COMPSTAT 2018: Start Registration
View Submission - COMPSTAT2018
Title: Measuring the diffusion of innovations with paragraph vector topic models Authors:  David Lenz - Justus-Liebig University Giessen (Germany) [presenting]
Peter Winker - University of Giessen (Germany)
Abstract: Topic modeling became an intensively researched area lately, mainly due to the ever-increasing availability of huge digital text information and the improvements in methods to analyze these datasets. In natural language processing, topic modeling describes a set of methods to extract the latent topics from a collection of documents. Several new methods have recently been proposed to improve the topic generation process. However, examination of the generated topics is still mostly based on unsatisfactory practices, for example by looking only at the list of most frequent words for a topic.

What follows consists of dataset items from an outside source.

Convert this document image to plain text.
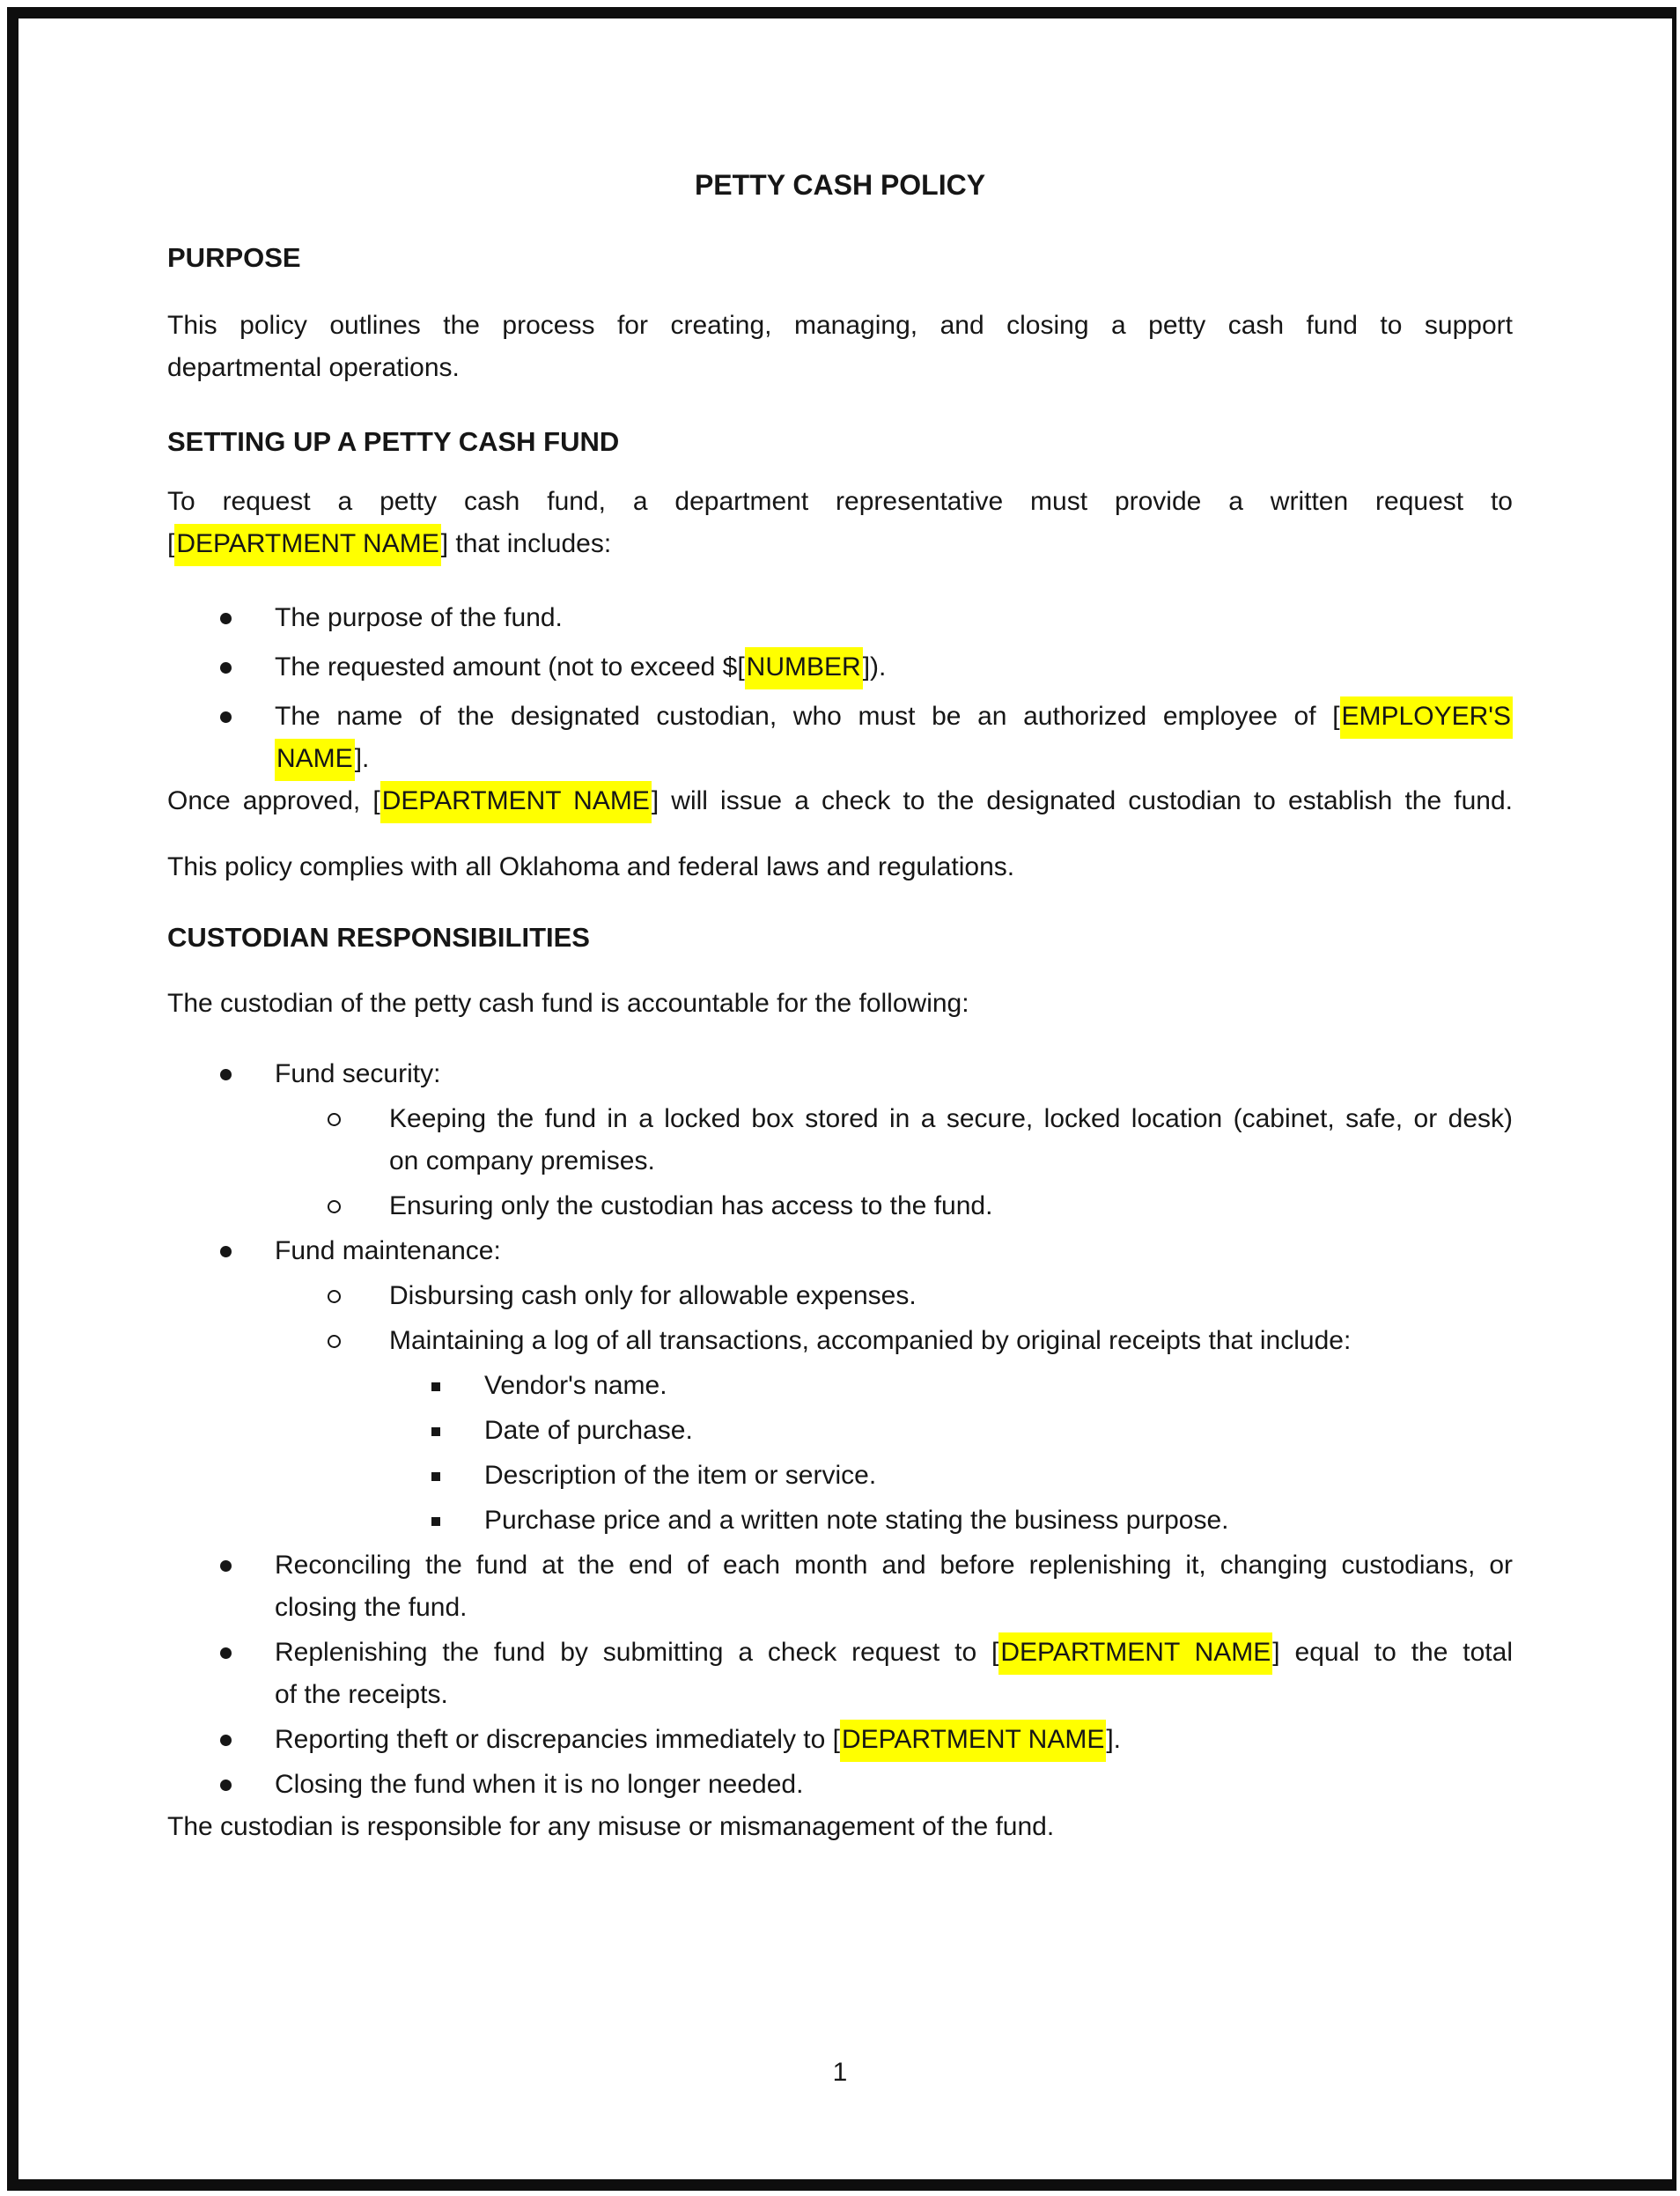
PETTY CASH POLICY
PURPOSE
This policy outlines the process for creating, managing, and closing a petty cash fund to support
departmental operations.
SETTING UP A PETTY CASH FUND
To request a petty cash fund, a department representative must provide a written request to
[DEPARTMENT NAME] that includes:
The purpose of the fund.
The requested amount (not to exceed $[NUMBER]).
The name of the designated custodian, who must be an authorized employee of [EMPLOYER'S
NAME].
Once approved, [DEPARTMENT NAME] will issue a check to the designated custodian to establish the fund.
This policy complies with all Oklahoma and federal laws and regulations.
CUSTODIAN RESPONSIBILITIES
The custodian of the petty cash fund is accountable for the following:
Fund security:
Keeping the fund in a locked box stored in a secure, locked location (cabinet, safe, or desk)
on company premises.
Ensuring only the custodian has access to the fund.
Fund maintenance:
Disbursing cash only for allowable expenses.
Maintaining a log of all transactions, accompanied by original receipts that include:
Vendor's name.
Date of purchase.
Description of the item or service.
Purchase price and a written note stating the business purpose.
Reconciling the fund at the end of each month and before replenishing it, changing custodians, or
closing the fund.
Replenishing the fund by submitting a check request to [DEPARTMENT NAME] equal to the total
of the receipts.
Reporting theft or discrepancies immediately to [DEPARTMENT NAME].
Closing the fund when it is no longer needed.
The custodian is responsible for any misuse or mismanagement of the fund.
1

Our contribution is threefold: 1) We present a topic modeling approach based on neural embeddings and Gaussian mixture modeling, which is shown to generate coherent and meaningful topics. 2) We propose a novel ``topic report'' based on dimensionality reduction techniques and model generated document vector features which helps to easily identify topics and significantly reduces the required mental overhead. 3) Lastly, we demonstrate on a technology related newsticker corpus how our approach could be used by economists to tackle economic problems, for example to measure the diffusion of innovations.